At the time of Erin’s birth we lived in Greater Manchester. Whilst home with my newborn I had a siezure…I don’t exactly know what happened, but luckily Erin was safe. Alarm bells rang and it was clear that we needed additional support whilst Dave was away at work. So we moved back home to Middlesbrough to be with family.
Looking back, without my parents I don’t think we’d have coped. After this experience, I started doing things by the book; feeding Erin on the floor surrounded by cushions and no cooking or ironing unless someone was with me.
A year later I was still having seizures so I opted to have a Vagal Nerve Stimulator (VNS) fitted, it is very much like a pace maker but it connects to your vagal nerve (in your neck) instead of your heart and it sends electronic impulses to stop the seizures.

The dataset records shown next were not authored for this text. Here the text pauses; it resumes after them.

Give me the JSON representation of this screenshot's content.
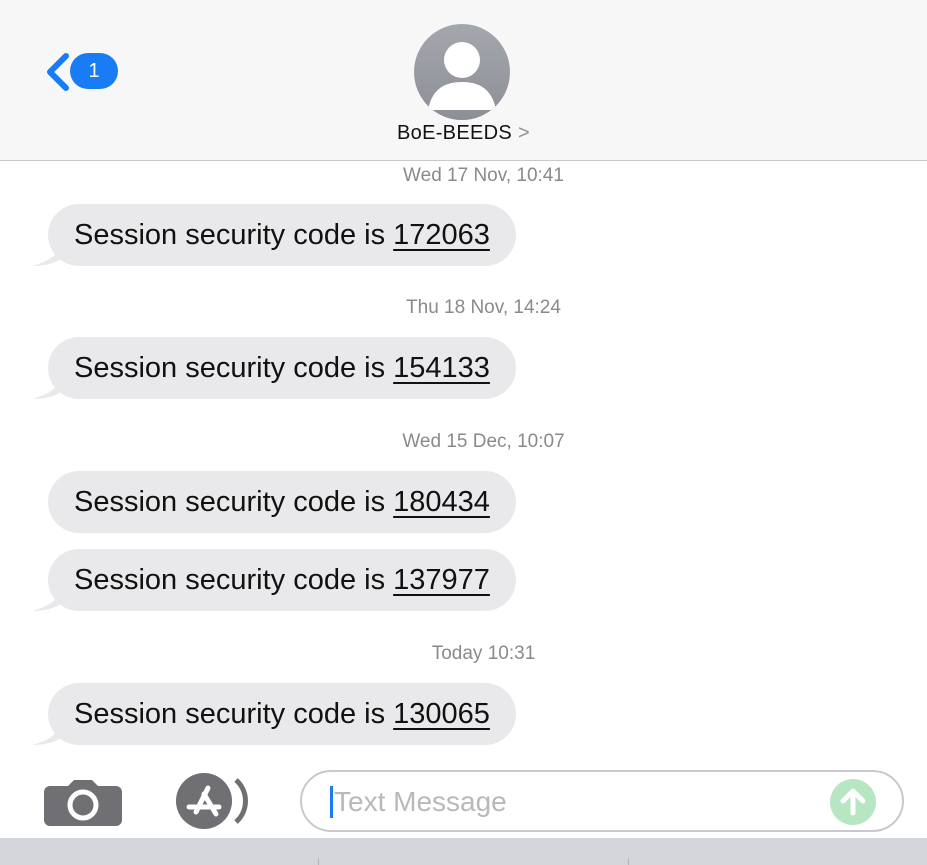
{
  "header": {
    "back_badge_count": "1",
    "contact_name": "BoE-BEEDS",
    "contact_chevron": ">",
    "accent_color": "#1a7cf5"
  },
  "thread": {
    "timestamps": [
      "Wed 17 Nov, 10:41",
      "Thu 18 Nov, 14:24",
      "Wed 15 Dec, 10:07",
      "Today 10:31"
    ],
    "messages": [
      {
        "prefix": "Session security code is ",
        "code": "172063"
      },
      {
        "prefix": "Session security code is ",
        "code": "154133"
      },
      {
        "prefix": "Session security code is ",
        "code": "180434"
      },
      {
        "prefix": "Session security code is ",
        "code": "137977"
      },
      {
        "prefix": "Session security code is ",
        "code": "130065"
      }
    ]
  },
  "composer": {
    "placeholder": "Text Message",
    "value": "",
    "camera_icon": "camera-icon",
    "apps_icon": "app-store-icon",
    "send_icon": "send-arrow-up-icon"
  }
}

This has reduced my seizures massively and helps me recover a lot quicker.
The VNS has been a god send as it has allowed for life to go on even in the event of a seizure. My recovery time is much quicker and I’m much more aware. I no longer hesitate on planning things or going to events, which previously I would have done. I’m a much more confident person with it and I know that if anything were to happen I’d only be out a short time and now I recognise people straight after. Most importantly, all this means I have the confidence to do more things with Erin.
Erin has seen me have a lot of my seizures, she is very brave and so strong. If there is any advice I can give to anybody it is always tell your children everything. They pick up more than we often think, so it’s better to be honest with them and help them understand. They are so resilient.
Erin is 4 now and knows how to call an ambulance, what to do if I have a seizure and has done since she could walk and talk. If they don’t know about something they are more likely to be scared or upset. I have always been open and honest with everyone about my epilepsy due to it’s unpredictability, if people are aware then they can help.
I’m so proud of my daughter, and taking that risk to start a family despite my epilepsy, was worth it a million times over. It’s hard for women suffering from epilepsy who desperately want to have children but are aware of the high risks it involves. My advice is to plan well ahead , talk through all your options with the medical professionals involved in your care and most importantly, make sure you have a good support network around you.
My families journey with epilepsy doesn’t end here but together we will overcome what ever it throws at us and I’ll be damned if it stops me being the best mum to my little girl!